Cancer and its treatment can induce significant changes in body image, self-esteem, and sexual desire. Changes occur in most cancer patients and can greatly impact their quality of life. It's not uncommon for patients to experience partial or total lack of interest in sex while undergoing treatment and for some time afterwards. Anxiety, depression, nausea, pain and other symptoms may result in a loss of sexual desire. Both men and women may be profoundly affected by hair loss during chemotherapy. Surgery and chemotherapy can have an impact on sexual functioning. Cancer treatment that interferes with the normal hormone balance can lessen desire.
People are often embarrassed to talk about sex. They are hesitant to bring up the topic with their doctors, and even with their partners. As a result, questions go unanswered and relationships can suffer.
Ask your doctor or nurse about the effects of cancer treatment on your sex life. Give yourself permission to express your sexual concerns. Keep an open mind about ways to feel sexual pleasure.
There are a variety of medical and psychological treatments now available to help you continue to have a satisfying sex life after cancer.
With time and information you can often resolve sexual problems caused by your cancer or its treatment. There are some excellent written resources and you may find a support group helpful.
You will need professional help to get medical treatment for a sexual problem. Your oncologist may refer you to a medical specialist, like a gynecologist or urologist, to evaluate and treat any physical dysfunctioning related to your cancer. If you choose to see a sex therapist, be certain to find someone who is certified in sex therapy. Ask your doctor, oncology nurse, or social worker to provide you with a list of reputable specialists. Check your health care policy to see whether sex therapy is covered.
Here are some questions you might discuss with your doctor or nurse:
Do I need to refrain from sexual intercourse for a certain length of time?

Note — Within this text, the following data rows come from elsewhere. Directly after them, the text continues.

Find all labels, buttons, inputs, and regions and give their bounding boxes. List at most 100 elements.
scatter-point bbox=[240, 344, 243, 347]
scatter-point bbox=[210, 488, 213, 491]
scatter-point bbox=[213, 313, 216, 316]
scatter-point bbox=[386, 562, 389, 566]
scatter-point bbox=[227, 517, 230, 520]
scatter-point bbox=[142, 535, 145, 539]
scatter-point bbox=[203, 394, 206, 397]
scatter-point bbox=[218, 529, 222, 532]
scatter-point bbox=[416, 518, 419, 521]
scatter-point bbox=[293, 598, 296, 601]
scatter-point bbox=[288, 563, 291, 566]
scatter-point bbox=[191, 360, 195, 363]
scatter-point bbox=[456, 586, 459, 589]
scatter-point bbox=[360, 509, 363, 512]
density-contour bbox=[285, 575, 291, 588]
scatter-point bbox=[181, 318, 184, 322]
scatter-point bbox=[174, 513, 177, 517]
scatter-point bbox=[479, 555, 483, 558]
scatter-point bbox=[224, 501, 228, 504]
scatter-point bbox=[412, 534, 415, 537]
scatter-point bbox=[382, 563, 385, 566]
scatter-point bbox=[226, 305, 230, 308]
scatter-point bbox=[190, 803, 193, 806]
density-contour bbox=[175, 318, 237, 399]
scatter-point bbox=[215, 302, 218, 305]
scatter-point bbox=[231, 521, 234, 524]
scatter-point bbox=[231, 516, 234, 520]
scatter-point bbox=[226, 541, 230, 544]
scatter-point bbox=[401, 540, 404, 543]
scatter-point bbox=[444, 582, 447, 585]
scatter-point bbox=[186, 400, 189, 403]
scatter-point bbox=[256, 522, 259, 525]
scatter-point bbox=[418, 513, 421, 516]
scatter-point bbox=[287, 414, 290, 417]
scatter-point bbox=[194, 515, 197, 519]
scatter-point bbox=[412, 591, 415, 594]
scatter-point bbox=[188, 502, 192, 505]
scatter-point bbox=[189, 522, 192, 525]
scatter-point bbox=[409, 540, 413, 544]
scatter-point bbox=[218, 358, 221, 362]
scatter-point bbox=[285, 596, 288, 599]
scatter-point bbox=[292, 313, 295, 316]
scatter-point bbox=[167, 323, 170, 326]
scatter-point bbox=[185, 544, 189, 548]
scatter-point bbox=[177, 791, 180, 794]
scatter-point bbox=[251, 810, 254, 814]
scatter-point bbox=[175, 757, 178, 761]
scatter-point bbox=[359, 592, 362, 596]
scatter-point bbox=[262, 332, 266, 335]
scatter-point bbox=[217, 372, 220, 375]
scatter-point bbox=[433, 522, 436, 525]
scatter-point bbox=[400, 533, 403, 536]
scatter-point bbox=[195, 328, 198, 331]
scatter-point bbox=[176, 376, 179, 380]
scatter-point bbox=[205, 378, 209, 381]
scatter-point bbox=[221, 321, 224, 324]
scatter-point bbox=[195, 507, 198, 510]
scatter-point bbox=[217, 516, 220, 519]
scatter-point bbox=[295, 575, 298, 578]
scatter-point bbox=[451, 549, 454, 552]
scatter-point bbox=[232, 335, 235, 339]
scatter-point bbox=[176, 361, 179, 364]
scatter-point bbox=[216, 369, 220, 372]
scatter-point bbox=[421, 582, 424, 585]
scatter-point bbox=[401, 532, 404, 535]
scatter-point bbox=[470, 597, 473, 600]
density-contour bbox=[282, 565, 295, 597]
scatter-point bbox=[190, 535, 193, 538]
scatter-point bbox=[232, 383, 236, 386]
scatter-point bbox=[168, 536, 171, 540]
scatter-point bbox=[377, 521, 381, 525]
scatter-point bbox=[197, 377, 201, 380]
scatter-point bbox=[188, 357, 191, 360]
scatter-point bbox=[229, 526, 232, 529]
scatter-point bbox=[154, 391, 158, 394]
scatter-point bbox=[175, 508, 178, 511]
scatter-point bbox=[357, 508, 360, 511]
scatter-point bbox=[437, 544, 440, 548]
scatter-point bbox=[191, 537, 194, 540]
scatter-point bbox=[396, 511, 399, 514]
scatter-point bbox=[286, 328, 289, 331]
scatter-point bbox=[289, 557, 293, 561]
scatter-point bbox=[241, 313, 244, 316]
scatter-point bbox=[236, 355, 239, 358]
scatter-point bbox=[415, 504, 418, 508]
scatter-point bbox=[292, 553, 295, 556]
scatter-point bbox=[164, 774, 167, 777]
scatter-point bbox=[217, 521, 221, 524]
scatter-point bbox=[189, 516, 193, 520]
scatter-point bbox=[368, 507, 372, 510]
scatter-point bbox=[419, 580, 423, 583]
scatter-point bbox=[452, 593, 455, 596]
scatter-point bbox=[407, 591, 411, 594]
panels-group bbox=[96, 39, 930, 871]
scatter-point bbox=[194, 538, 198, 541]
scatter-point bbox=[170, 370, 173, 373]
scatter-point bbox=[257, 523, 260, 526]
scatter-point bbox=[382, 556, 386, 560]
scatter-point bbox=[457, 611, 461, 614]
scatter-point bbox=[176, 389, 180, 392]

If so, when can I be sexually active again?
Will my cancer and/or treatment interfere with my sexual functioning? What changes should I expect? Will these changes be temporary or permanent?
Is there a sex therapist I might see if I need some counseling or assistance during my cancer treatment?
Does my health insurance cover sex therapy related to cancer?
If you have an ostomy (a colostomy or ileostomy) you should ask for a referral to an enterostomal therapist--a nurse who specializes in helping people adjust to ostomies.
Some things you might find helpful:
obtain a copy of the American Cancer Society's "Sexuality and Cancer" booklet. It is available for both the man who has cancer and the woman who has cancer. The American Cancer Society can be reached at 1-800-227-2345 or online at www.cancer.org
educate yourself and your partner about the physical changes you might experience
prepare yourself to accept these changes
consider joining a peer support group and encourage your partner to do likewise
consider sex therapy or counseling for anxiety
for hair loss, many types of wigs, scarves and other head coverings are available. An oncology nurse can help you find a good source. Low income is not a barrier.
ask your oncology nurse about the American Cancer Society's "Look Good, Feel Better" program, or get information on other support programs through your hospital's Social Services department.